Metadata-Version: 2.4
Name: stancemining
Version: 0.2.0
Summary: A library for stance detection and target extraction in text data.
License-Expression: MIT
License-File: LICENSE
Requires-Python: >=3.10
Requires-Dist: accelerate>=1.7.0
Requires-Dist: adjusttext>=1.3.0
Requires-Dist: bert-score>=0.3.13
Requires-Dist: cuml-cu12
Requires-Dist: datasets>=3.6.0
Requires-Dist: evaluate>=0.4.3
Requires-Dist: gpytorch>=1.14
Requires-Dist: matplotlib>=3.10.3
Requires-Dist: ninja>=1.11.1.4
Requires-Dist: nltk>=3.9.1
Requires-Dist: numpy
Requires-Dist: packaging>=25.0
Requires-Dist: pandas
Requires-Dist: peft>=0.15.2
Requires-Dist: polars>=1.30.0
Requires-Dist: pyro-ppl>=1.9.1
Requires-Dist: pytest>=8.4.0
Requires-Dist: sacrebleu>=2.5.1
Requires-Dist: scikit-learn>=1.7.0
Requires-Dist: scipy>=1.15.3
Requires-Dist: sentence-transformers>=4.1.0
Requires-Dist: toponymy
Requires-Dist: torch
Requires-Dist: torchvision
Requires-Dist: tqdm>=4.67.1
Requires-Dist: vllm>=0.7.0
Requires-Dist: wandb>=0.20.1
Description-Content-Type: text/markdown

# Stance Target Mining

A tool for mining stance targets from a corpus of documents.

## Installation

```bash
pip install stancemining
```

## Documentation
Documentation is available at [stancemining.readthedocs.io](https://stancemining.readthedocs.io)

## Usage

### To get stance targets and stance from a corpus of documents
```
import stancemining

model = stancemining.StanceMining()

document_df = model.fit_transform(docs)
target_info_df = model.get_target_info()
```

### To get stance target, stance, and stance trends from a corpus of documents
```
import stancemining

model = stancemining.StanceMining()
document_df = model.fit_transform(docs)
trend_df = stancemining.get_trends_for_all_targets(document_df)
```

## StanceMining App

This library comes with a web app to explore the results of the output.
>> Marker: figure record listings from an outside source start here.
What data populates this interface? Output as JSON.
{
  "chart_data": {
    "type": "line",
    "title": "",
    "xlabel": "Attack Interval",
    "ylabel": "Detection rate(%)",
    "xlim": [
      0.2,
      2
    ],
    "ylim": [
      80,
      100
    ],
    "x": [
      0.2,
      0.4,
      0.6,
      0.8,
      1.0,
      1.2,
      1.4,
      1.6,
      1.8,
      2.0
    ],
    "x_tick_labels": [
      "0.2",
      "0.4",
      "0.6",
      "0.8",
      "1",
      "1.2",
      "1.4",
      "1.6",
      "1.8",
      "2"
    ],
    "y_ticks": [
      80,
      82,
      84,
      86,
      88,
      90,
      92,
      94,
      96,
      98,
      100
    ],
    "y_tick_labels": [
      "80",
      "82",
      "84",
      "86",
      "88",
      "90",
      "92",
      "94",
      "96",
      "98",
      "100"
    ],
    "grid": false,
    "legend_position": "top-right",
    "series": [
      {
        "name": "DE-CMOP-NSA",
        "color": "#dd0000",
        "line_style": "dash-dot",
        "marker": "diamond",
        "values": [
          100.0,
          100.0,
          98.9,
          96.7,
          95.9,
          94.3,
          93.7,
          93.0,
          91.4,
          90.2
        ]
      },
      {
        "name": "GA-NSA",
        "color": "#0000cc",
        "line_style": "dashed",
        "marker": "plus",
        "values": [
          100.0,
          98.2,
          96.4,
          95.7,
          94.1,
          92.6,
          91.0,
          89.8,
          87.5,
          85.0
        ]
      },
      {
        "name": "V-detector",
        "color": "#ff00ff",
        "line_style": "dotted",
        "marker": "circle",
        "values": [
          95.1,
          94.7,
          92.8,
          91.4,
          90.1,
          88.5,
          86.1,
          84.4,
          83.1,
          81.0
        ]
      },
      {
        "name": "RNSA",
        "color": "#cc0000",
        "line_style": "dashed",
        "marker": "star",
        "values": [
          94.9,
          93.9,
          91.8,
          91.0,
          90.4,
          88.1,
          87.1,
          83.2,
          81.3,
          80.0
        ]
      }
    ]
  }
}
Here is a video demo of the app: [StanceMining App Demo](https://www.youtube.com/watch?v=4tvqq8GTUHU)

### To deploy stancemining app

The <your-data-path> should be either an absolute path, or a path relative to the `app` directory where the compose.yaml file is located.
It should contain a `doc_stance` directory with the output of the fit_transform method saved as `.parquet.zstd` files, and a `target_trends` directory with the outputs from the `infer_stance_trends_for_all_targets` or `infer_stance_trends_for_target` method saved as `.parquet.zstd` files. There can be multiple files in each directory, and the app will automatically load all of them and concatenate them.

If you need authentication for the app, you can set the environment variable `STANCE_AUTH_URL_PATH` to the URL of your authentication service (e.g., `myauth.com/login`). That path must accept a POST request with a JSON body containing `username` and `password` fields, and return a JSON response with a `token` field.
If you do not need authentication, you can leave the environment variable unset.
```
export STANCE_DATA_PATH=<your-data-path>
export STANCE_AUTH_URL_PATH=<your-auth-url/login>
docker compose -f ./app/compose.yaml up
```

## To reproduce experimental results
Rename `./config/config_default.yaml` to `./config/config.yaml` and set the parameters in the file.
Run:
```
python ./experiments/scripts/main.py
```

You may need to setup a WanDB project.
Run 
```
python ./experiments/scripts/get_results.py
```
To have the metrics written to a latex table saved as a tex file.